Single by A.B. Quintanilla y Los Kumbia All Starz

from the album Ayer Fue Kumbia Kings, Hoy Es Kumbia All Starz
- Released: April 6, 2007
- Recorded: 2006
- Genre: Cumbia
- Length: 3:59
- Label: EMI
- Songwriter: Antonio Matas
- Producer: A.B. Quintanilla III

A.B. Quintanilla y Los Kumbia All Starz singles chronology
| "Chiquilla" (2006) | "Parece Que Va a Llover" (2007) | "Speedy Gonzales" (2007) |

= Parece Que Va a Llover =

"Parece Que Va a Llover" (English: "It Seems It's Going to Rain") is a charanga song composed by Spanish-Cuban composer Antonio Matas in 1947 (born in 1912 in Palma de Mallorca, he settled in Cuba in 1940).

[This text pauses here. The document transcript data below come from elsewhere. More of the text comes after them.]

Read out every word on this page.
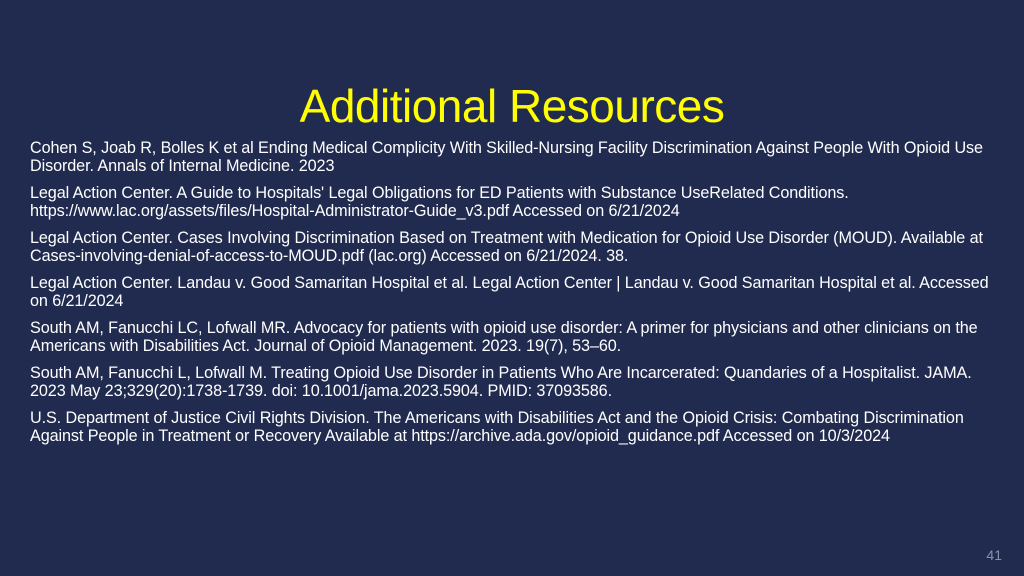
Additional Resources
Cohen S, Joab R, Bolles K et al Ending Medical Complicity With Skilled-Nursing Facility Discrimination Against People With Opioid Use Disorder. Annals of Internal Medicine. 2023
Legal Action Center. A Guide to Hospitals' Legal Obligations for ED Patients with Substance UseRelated Conditions. https://www.lac.org/assets/files/Hospital-Administrator-Guide_v3.pdf Accessed on 6/21/2024
Legal Action Center. Cases Involving Discrimination Based on Treatment with Medication for Opioid Use Disorder (MOUD). Available at Cases-involving-denial-of-access-to-MOUD.pdf (lac.org) Accessed on 6/21/2024. 38.
Legal Action Center. Landau v. Good Samaritan Hospital et al. Legal Action Center | Landau v. Good Samaritan Hospital et al. Accessed on 6/21/2024
South AM, Fanucchi LC, Lofwall MR. Advocacy for patients with opioid use disorder: A primer for physicians and other clinicians on the Americans with Disabilities Act. Journal of Opioid Management. 2023. 19(7), 53–60.
South AM, Fanucchi L, Lofwall M. Treating Opioid Use Disorder in Patients Who Are Incarcerated: Quandaries of a Hospitalist. JAMA. 2023 May 23;329(20):1738-1739. doi: 10.1001/jama.2023.5904. PMID: 37093586.
U.S. Department of Justice Civil Rights Division. The Americans with Disabilities Act and the Opioid Crisis: Combating Discrimination Against People in Treatment or Recovery Available at https://archive.ada.gov/opioid_guidance.pdf Accessed on 10/3/2024
41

It has been covered by many artists including, Los Panchos, Pedro Infante, Beny More, Joe Quijano and Selena.

It is the second single from the album Ayer Fue Kumbia Kings, Hoy Es Kumbia All Starz by A.B. Quintanilla y Los Kumbia All Starz. "Parece Que Va a Llover" reached #33 on "Latin Regional Mexican Airplay". It was included in the homage album to Pedro Infante.